ダブルスウィッチ
シン……と静まり返るリビング。

ここまで言っても亮介の口からは言い訳さえ出てこない。

彩子の悲痛な叫びを、彼女に変わって伝えたつもりだったけれど、やはり彼の心が動くことはないんだろうか?

ただの冷血漢じゃないってことを知ってるだけにえみりは歯痒かった。

本当は優しい人なのにという思いが、諦めることを拒んでる。



「愛されたかった……だと?」



そうポツリと漏らした亮介の目は、明らかに動揺していて泳いだままだ。



「……愛なんて最初からなかったはずだろ?

これは契約結婚で、お互いの利害が一致したから一緒になったんじゃないのか?」



心底困惑したような亮介の言葉に、今までのことが全て府に落ちたような気がえみりはしていた。

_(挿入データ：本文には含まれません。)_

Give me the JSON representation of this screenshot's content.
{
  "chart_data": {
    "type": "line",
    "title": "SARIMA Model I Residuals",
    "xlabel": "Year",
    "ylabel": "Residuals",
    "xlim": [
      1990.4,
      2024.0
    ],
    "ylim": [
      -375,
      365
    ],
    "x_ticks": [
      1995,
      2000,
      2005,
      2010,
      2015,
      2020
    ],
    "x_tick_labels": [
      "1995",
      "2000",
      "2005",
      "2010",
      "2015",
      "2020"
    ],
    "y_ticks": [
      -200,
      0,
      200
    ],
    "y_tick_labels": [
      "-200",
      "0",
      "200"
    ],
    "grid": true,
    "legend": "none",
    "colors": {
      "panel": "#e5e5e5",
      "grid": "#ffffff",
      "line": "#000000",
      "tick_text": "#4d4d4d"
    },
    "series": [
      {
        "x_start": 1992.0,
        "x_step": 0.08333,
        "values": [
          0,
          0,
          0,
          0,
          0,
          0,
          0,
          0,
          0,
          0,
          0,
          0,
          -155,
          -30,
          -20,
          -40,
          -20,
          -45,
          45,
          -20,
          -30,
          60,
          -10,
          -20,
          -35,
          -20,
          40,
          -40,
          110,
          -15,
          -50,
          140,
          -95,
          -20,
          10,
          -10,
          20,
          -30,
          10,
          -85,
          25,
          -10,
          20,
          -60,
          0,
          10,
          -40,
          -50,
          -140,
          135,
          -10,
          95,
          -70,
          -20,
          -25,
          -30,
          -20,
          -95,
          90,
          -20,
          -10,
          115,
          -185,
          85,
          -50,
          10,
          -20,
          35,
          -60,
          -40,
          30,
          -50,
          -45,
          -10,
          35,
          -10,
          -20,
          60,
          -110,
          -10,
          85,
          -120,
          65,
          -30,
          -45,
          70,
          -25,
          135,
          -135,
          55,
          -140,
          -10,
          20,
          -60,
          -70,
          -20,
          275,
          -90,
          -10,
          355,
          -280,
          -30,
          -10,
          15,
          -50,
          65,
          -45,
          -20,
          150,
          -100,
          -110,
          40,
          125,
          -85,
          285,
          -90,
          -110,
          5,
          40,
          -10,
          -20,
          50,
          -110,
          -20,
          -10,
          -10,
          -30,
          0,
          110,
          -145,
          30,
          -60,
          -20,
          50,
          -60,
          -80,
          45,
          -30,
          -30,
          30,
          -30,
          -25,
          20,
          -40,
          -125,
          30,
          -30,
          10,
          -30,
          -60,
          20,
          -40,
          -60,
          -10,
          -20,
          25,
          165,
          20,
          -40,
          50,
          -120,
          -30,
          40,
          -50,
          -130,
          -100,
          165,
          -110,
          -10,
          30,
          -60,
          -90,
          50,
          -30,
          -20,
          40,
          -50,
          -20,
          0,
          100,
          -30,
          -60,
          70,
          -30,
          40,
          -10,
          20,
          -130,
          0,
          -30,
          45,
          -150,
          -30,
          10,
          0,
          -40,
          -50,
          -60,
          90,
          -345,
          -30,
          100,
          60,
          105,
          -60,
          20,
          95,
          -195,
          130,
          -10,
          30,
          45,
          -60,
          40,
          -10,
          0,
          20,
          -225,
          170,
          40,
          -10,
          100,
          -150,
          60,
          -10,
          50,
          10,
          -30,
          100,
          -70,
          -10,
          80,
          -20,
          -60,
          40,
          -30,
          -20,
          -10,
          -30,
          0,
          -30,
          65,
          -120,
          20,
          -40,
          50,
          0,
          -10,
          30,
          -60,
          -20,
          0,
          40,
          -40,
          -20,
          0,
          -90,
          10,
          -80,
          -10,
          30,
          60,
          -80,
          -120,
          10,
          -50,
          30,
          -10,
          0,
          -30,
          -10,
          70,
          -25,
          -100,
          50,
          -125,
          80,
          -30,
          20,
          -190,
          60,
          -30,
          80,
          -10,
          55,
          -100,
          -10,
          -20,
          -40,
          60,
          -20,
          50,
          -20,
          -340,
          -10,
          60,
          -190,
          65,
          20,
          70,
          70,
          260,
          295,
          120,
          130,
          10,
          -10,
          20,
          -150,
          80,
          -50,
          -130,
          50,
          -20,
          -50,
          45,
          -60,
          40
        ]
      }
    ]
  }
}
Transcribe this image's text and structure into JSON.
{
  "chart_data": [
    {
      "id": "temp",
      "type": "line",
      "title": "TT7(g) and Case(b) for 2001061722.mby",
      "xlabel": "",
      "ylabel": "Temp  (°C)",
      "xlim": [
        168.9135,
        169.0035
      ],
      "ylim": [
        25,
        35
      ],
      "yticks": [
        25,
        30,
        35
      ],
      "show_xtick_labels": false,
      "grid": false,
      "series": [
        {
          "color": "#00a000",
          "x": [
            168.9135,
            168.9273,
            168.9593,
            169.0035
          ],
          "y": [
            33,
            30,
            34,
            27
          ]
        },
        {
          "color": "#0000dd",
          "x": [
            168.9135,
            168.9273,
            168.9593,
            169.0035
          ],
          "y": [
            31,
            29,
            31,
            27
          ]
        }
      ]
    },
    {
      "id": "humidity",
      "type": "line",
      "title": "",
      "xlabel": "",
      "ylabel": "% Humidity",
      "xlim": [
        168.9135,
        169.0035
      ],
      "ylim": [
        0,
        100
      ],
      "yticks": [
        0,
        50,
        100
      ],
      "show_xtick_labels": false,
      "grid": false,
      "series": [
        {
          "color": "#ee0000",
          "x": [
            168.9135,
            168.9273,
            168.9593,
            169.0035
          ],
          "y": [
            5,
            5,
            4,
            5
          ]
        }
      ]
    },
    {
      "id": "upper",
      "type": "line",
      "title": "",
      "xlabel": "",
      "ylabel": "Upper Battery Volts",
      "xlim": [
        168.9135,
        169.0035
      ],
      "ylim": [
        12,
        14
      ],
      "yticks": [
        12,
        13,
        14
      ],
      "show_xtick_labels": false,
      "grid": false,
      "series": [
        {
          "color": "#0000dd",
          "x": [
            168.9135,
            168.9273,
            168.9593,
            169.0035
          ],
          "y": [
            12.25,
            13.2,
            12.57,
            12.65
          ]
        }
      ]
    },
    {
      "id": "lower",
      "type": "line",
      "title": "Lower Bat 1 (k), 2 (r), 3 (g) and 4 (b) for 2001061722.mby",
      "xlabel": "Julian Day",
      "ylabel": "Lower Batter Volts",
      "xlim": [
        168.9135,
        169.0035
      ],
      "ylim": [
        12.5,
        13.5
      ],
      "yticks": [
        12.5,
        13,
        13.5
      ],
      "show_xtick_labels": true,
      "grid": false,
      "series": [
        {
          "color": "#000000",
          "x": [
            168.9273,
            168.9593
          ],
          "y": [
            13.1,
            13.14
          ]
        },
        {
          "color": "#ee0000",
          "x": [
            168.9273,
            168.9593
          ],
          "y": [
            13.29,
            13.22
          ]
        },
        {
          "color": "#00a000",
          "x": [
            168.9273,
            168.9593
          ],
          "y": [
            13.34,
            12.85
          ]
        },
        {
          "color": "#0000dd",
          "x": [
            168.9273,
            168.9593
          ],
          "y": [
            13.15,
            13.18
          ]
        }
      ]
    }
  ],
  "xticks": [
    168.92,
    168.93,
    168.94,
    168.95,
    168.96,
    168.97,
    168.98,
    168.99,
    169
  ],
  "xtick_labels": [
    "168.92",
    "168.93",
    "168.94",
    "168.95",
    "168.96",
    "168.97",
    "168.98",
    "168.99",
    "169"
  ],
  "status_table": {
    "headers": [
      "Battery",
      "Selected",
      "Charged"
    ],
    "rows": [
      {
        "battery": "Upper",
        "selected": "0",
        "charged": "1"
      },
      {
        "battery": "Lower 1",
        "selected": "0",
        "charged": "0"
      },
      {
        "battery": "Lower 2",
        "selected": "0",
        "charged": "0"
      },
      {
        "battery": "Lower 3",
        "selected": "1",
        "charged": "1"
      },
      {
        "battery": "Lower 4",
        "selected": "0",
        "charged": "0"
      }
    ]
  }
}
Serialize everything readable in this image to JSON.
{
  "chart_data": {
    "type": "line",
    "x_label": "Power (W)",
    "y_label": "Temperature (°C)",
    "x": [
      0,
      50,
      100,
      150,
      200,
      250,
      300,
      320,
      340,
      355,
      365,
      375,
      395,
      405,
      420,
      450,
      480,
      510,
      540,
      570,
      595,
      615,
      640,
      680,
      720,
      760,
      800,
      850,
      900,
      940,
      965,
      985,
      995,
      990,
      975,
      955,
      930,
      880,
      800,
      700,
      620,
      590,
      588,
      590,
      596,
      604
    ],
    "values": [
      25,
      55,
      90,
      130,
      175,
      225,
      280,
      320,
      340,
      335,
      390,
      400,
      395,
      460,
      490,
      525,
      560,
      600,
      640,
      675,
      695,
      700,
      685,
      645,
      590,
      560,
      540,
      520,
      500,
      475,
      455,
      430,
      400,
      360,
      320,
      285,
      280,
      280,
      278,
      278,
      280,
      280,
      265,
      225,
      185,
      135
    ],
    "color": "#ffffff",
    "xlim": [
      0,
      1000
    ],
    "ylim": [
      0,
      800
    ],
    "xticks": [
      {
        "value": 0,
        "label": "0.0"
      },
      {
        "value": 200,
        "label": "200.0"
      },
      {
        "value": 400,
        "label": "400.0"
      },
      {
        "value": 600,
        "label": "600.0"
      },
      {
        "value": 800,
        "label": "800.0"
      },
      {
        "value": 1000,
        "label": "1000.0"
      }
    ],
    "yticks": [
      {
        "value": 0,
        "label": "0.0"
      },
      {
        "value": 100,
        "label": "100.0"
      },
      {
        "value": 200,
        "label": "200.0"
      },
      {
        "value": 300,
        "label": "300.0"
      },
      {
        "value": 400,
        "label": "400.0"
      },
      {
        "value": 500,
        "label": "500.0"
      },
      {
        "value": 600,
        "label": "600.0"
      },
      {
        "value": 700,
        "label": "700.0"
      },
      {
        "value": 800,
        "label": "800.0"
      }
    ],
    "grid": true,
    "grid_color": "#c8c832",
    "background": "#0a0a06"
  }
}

愛だの恋だのと、そんなことは最初から亮介の中では省かれていたのだ。

お互い、いい歳まで独身だっただけに、見栄のためや出世のため、それを満たす契約。

彩子がそこにサインした時点で、もうそこには愛など育つはずもなく……

いつか頑張って彼を支えていれば愛してくれるかもしれないなどと思っていた彩子の微かな願いなど届くはずもなかったのだ。